Leyla McCalla

In 2011, leaving the grounds of Jazz Fest in New Orleans, I first saw Leyla McCalla on Sauvage Street playing Bach Cello Suite #1 accompanied by two black children that I first believed to be her own but were in fact students from the New Orleans Strings Project. I could not resist taking a photo of such a charming scene. A few weeks later, Tim Duffy, friend and champion of impoverished blues artists from the Piedmont region, on vacation in New Orleans with his family, found a still largely unknown Leyla playing on Royal Street another Bach piece, the Sarabande from Suite #3 . He also fell under her spell and invited her to work with his North Carolina-based Music Maker Relief Foundation which also encourages young musicians as part of its Next Generation program. Taj Mahal and the Carolina Chocolate Drops would soon count themselves among McCalla’s supporters. CCD, preparing to record its second Nonesuch album, “Leaving Eden”, invited her to rehearse and record with them in Nashville.

A native New Yorker, McCalla, a multi-instrumentalist, has studied cello since she was a child. Born to Haitian emigrant parents, she spent two years in Ghana as a teenager.
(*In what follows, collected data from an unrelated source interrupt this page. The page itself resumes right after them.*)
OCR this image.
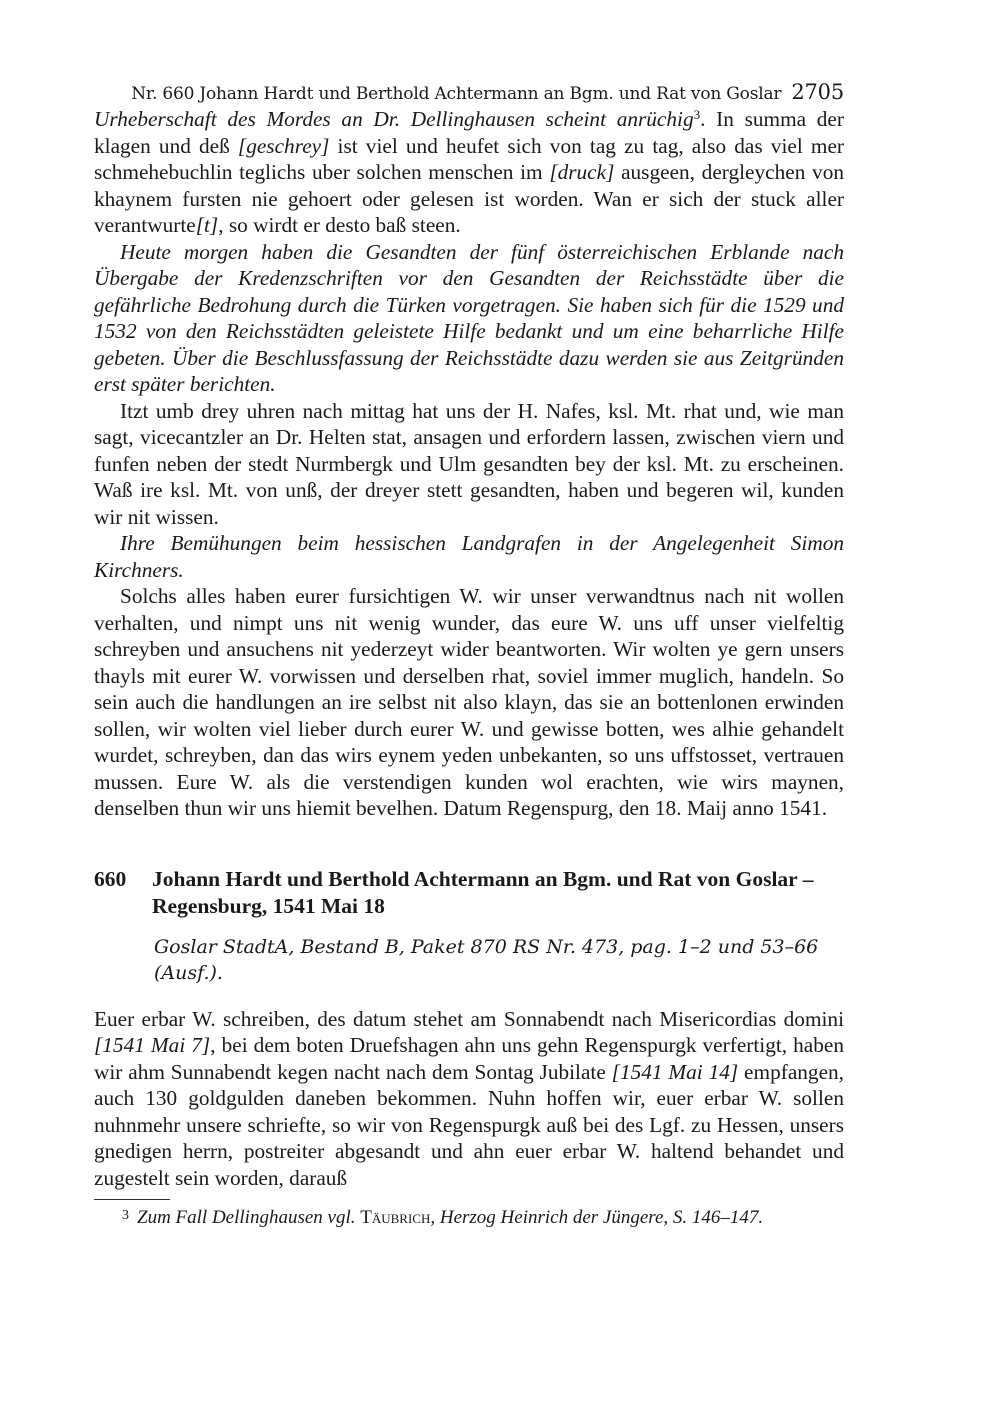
Nr. 660 Johann Hardt und Berthold Achtermann an Bgm. und Rat von Goslar 2705

Urheberschaft des Mordes an Dr. Dellinghausen scheint anrüchig$^3$. In summa der klagen und deß [geschrey] ist viel und heufet sich von tag zu tag, also das viel mer schmehebuchlin teglichs uber solchen menschen im [druck] ausgeen, dergleychen von khaynem fursten nie gehoert oder gelesen ist worden. Wan er sich der stuck aller verantwurte[t], so wirdt er desto baß steen.

Heute morgen haben die Gesandten der fünf österreichischen Erblande nach Übergabe der Kredenzschriften vor den Gesandten der Reichsstädte über die gefährliche Bedrohung durch die Türken vorgetragen. Sie haben sich für die 1529 und 1532 von den Reichsstädten geleistete Hilfe bedankt und um eine beharrliche Hilfe gebeten. Über die Beschlussfassung der Reichsstädte dazu werden sie aus Zeitgründen erst später berichten.

Itzt umb drey uhren nach mittag hat uns der H. Nafes, ksl. Mt. rhat und, wie man sagt, vicecantzler an Dr. Helten stat, ansagen und erfordern lassen, zwischen viern und funfen neben der stedt Nurmbergk und Ulm gesandten bey der ksl. Mt. zu erscheinen. Waß ire ksl. Mt. von unß, der dreyer stett gesandten, haben und begeren wil, kunden wir nit wissen.

Ihre Bemühungen beim hessischen Landgrafen in der Angelegenheit Simon Kirchners.

Solchs alles haben eurer fursichtigen W. wir unser verwandtnus nach nit wollen verhalten, und nimpt uns nit wenig wunder, das eure W. uns uff unser vielfeltig schreyben und ansuchens nit yederzeyt wider beantworten. Wir wolten ye gern unsers thayls mit eurer W. vorwissen und derselben rhat, soviel immer muglich, handeln. So sein auch die handlungen an ire selbst nit also klayn, das sie an bottenlonen erwinden sollen, wir wolten viel lieber durch eurer W. und gewisse botten, wes alhie gehandelt wurdet, schreyben, dan das wirs eynem yeden unbekanten, so uns uffstosset, vertrauen mussen. Eure W. als die verstendigen kunden wol erachten, wie wirs maynen, denselben thun wir uns hiemit bevelhen. Datum Regenspurg, den 18. Maij anno 1541.

660	Johann Hardt und Berthold Achtermann an Bgm. und Rat von Goslar – Regensburg, 1541 Mai 18
Goslar StadtA, Bestand B, Paket 870 RS Nr. 473, pag. 1–2 und 53–66 (Ausf.).

Euer erbar W. schreiben, des datum stehet am Sonnabendt nach Misericordias domini [1541 Mai 7], bei dem boten Druefshagen ahn uns gehn Regenspurgk verfertigt, haben wir ahm Sunnabendt kegen nacht nach dem Sontag Jubilate [1541 Mai 14] empfangen, auch 130 goldgulden daneben bekommen. Nuhn hoffen wir, euer erbar W. sollen nuhnmehr unsere schriefte, so wir von Regenspurgk auß bei des Lgf. zu Hessen, unsers gnedigen herrn, postreiter abgesandt und ahn euer erbar W. haltend behandet und zugestelt sein worden, darauß

$^3$ Zum Fall Dellinghausen vgl. Täubrich, Herzog Heinrich der Jüngere, S. 146–147.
Back in the States, she majored in cello performance and chamber music at New York University. After graduating from NYU, McCalla backed Mos Def at Carnegie Hall in 2008 as part of a concert that featured poet and hip-hop progenitor Gil Scott Heron. In 2010 she decided to move to New Orleans- where music is all around-, eager to explore folk music in an unadulterated form. That decision, she declared, “gave a new lease on life to my creative soul”. McCalla performed in the French Quarter, on the streets and in the clubs, also backing local musicians. She said to interviewer Chris Zebo of “Maroon Weekly”:

New Orleans always felt like home to me. The more I learned about the history of Louisiana, its ties to Haiti and French speaking culture, the more sense of belonging I felt and continue to feel. The history is very deep. I started playing more traditional jazz and old time music through the people that I met on the street, and that led me to now start learning more about Louisiana pre-zydeco, Creole, fiddle-driven music. The well is so deep, and after 3 years, I am just scratching the surface”.

She remembers that as a child, her parents gave her books of Langston Hughes’ poetry and that she was deeply affected and transfixed by his work. Years later, she decided to interpret Hughes’ poetry musically.

Having been invited to tour with the Carolina Chocolate Drops during several months she now continues to develop a solo career. She has been exploring a lot of Louisiana Creole and Cajun music and went out to Eunice, La, to discover the wild fun of Cajun Mardi Gras. As part of her own repertoire, she has been exploring the folk music of her Haitian heritage and worked hard on her longstanding labor of love, setting to music the words of Langston Hughes.

“Vari-Colored Songs” is an album that has been waiting at least 5 years to be made and was finally mostly recorded in January, 2013 at Joseph “Joe Bass” DeJarnette’s Studio 808A in Floyd, Va. “I have chosen to work with Joe because he was able to capture the nostalgic feeling of my songs while maintaining the authentic sound of my instruments and my voice” declared McCalla. Featured musicians include fellow Choc droppers Rhiannon Giddens and Hubby Jenkins, Tom Pryor of Black Lillies fame on pedal steel, New Orleans’ own Don Vappie on banjo, Luke Winslow-King on slide guitar and Matt Rhody on fiddle.